Monday, February 5, 2024

Cold in Context

Now that the cold snap is in the past, there will be lots of opportunity for post-mortem analysis when I have a chance (and when I ditch the nasty bug I'm suffering from).  For now, I just wanted to follow-up with a final number on the weekly temperature index that I used last week to show the lack of Fairbanks-Bettles severe cold in recent decades:

Here's the updated chart:

The recent steep uptrend was indeed broken, but on a 7-day time scale the coldest week was not at all unusual by historical standards.

However, the cold spell was more notable in the end for its longevity than its severity at any one time, and so there's a more significant cold anomaly on a 14-day time scale:

Here we see a most remarkable absence of 14-day cold in recent years - almost as if the climate never recovered from the record-warm winter of 2015-16 (during the last very strong El NiƱo!).  The lack of variability since 2016-17 is quite amazing.

But the cold snap just ended is a significant change.  Only 15 winters since 1950 had a colder 14-day period for these two climate observing sites.

Here's the 500mb height anomaly for the 13 days that had average temperature below -30°F for Fairbanks and Bettles combined.
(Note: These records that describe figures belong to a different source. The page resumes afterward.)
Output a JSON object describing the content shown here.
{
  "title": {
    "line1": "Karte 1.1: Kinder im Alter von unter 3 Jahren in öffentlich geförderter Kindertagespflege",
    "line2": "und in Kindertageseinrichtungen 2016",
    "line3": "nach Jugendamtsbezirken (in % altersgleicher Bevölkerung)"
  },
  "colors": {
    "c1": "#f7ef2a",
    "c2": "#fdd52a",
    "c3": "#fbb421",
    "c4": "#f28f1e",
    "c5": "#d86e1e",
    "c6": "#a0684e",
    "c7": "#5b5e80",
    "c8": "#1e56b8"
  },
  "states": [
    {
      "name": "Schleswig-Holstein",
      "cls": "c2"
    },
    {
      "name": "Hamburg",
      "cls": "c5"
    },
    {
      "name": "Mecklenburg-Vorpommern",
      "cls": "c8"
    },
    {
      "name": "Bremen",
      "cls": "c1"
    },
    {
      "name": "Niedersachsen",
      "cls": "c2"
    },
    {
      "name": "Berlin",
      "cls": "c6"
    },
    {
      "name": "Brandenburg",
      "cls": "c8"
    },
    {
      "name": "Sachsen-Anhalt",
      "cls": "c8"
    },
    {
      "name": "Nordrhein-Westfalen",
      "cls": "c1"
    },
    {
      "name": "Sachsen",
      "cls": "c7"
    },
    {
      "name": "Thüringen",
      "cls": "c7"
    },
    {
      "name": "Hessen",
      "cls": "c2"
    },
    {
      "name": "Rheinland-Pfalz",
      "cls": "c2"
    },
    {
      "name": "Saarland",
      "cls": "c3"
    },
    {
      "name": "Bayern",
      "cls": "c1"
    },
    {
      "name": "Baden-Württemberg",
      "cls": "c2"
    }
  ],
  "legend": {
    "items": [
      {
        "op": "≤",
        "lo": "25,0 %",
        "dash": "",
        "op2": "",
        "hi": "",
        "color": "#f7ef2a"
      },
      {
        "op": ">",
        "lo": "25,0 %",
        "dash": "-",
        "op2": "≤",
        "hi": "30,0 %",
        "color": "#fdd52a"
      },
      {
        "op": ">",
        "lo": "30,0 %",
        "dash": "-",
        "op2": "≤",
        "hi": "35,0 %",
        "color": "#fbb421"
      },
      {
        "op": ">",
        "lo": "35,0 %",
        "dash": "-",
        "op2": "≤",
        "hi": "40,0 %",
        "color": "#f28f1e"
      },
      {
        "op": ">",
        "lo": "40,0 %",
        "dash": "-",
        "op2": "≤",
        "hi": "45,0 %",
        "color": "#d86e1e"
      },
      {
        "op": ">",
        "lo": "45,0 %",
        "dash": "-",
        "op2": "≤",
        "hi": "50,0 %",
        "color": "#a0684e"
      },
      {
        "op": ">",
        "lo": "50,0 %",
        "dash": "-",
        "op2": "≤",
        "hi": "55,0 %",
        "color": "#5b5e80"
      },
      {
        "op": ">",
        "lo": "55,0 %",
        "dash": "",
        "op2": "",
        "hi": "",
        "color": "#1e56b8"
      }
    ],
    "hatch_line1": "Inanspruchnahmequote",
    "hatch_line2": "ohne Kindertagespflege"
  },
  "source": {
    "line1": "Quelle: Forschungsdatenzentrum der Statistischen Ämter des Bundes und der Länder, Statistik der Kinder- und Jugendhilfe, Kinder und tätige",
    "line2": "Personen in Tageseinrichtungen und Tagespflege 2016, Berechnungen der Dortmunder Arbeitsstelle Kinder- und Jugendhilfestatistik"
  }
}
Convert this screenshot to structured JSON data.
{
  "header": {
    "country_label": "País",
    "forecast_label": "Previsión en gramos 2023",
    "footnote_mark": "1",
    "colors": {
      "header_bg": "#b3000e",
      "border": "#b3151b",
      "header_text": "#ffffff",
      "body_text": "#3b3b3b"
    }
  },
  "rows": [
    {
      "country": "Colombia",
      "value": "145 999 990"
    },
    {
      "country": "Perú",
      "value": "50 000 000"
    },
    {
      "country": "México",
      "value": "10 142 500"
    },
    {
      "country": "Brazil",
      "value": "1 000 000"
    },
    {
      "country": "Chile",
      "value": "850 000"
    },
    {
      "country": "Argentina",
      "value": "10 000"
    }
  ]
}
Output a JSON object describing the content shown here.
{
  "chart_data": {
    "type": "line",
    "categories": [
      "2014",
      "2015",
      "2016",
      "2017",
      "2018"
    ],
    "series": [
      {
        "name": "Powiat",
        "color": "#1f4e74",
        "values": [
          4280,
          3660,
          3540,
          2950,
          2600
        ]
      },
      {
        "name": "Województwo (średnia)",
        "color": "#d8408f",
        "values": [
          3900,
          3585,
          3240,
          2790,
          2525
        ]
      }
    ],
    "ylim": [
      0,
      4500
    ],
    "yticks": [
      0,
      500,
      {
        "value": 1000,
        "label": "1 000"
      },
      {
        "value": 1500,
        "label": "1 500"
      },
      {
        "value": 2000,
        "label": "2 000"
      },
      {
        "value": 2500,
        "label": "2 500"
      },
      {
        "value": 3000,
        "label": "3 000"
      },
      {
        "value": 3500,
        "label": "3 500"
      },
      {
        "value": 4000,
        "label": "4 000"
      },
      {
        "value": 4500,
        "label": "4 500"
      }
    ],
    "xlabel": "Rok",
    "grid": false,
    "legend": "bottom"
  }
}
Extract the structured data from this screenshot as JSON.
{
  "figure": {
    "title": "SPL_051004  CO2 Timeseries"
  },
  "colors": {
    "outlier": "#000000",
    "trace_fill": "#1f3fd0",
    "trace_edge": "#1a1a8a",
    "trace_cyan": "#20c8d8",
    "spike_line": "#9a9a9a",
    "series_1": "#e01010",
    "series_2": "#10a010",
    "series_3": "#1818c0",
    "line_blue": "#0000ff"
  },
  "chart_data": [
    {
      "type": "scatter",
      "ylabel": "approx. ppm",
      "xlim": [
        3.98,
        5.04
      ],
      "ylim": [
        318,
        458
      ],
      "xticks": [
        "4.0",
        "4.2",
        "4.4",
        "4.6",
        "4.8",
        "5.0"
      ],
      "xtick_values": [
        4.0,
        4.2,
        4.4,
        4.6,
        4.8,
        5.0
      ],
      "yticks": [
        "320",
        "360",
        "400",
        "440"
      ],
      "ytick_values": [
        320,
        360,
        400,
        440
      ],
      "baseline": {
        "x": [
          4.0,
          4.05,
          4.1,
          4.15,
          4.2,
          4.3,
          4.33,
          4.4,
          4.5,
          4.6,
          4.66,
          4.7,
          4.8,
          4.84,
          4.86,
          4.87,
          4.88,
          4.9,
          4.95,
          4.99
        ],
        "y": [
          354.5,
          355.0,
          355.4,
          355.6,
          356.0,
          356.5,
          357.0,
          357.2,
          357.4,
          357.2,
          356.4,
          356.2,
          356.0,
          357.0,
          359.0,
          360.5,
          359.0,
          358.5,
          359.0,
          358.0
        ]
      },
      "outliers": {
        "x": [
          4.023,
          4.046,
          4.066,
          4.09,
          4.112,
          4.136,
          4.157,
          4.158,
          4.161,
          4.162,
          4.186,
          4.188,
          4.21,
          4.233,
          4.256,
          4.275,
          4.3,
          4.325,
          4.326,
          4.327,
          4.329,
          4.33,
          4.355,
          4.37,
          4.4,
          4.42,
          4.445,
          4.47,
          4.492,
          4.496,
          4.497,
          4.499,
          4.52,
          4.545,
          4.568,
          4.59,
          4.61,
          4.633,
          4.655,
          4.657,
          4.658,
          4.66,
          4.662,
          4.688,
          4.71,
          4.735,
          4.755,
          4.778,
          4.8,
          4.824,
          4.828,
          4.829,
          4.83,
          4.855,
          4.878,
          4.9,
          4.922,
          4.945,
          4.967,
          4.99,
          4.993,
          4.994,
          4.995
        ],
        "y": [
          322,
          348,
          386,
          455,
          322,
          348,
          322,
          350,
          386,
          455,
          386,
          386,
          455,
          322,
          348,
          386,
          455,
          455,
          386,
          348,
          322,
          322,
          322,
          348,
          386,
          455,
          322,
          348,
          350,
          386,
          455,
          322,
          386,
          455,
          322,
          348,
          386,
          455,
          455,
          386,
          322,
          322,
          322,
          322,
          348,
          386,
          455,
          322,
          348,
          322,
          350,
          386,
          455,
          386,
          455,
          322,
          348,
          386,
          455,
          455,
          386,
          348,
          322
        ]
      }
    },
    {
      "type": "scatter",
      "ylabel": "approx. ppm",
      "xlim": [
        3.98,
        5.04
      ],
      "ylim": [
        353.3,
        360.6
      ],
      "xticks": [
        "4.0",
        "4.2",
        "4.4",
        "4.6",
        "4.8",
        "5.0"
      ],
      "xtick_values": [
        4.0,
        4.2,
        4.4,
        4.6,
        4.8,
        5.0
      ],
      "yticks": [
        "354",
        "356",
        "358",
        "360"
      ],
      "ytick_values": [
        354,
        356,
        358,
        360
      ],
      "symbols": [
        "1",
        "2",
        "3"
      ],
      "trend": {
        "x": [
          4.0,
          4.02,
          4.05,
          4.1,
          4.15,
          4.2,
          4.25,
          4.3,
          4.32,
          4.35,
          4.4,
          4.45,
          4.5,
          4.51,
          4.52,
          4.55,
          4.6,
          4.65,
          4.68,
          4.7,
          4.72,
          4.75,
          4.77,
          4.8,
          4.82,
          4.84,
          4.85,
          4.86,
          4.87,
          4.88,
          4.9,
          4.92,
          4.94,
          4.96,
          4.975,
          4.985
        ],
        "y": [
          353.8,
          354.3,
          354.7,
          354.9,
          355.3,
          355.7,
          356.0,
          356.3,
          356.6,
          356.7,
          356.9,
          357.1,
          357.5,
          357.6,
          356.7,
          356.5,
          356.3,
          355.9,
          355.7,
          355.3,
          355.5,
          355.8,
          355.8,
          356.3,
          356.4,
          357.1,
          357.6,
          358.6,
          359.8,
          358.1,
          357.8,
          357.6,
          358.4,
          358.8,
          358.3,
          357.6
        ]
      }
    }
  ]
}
This too is interesting, because the mid-atmosphere anomaly is right over the northern interior; and while we might expect that to be true, in fact significant cold in Fairbanks is more often associated with a trough over western Canada.  This too will be a topic for follow-up.


  1. Good visuals Richard. Lets us see what was. Now as to what will be...maybe we share our cold with the Lower 48? Eat your garlic, cold bugs don't like it.

  2. This may have been noted previously, but it still is a classic when it comes to cold and ice fog. Dr. Benson still informs.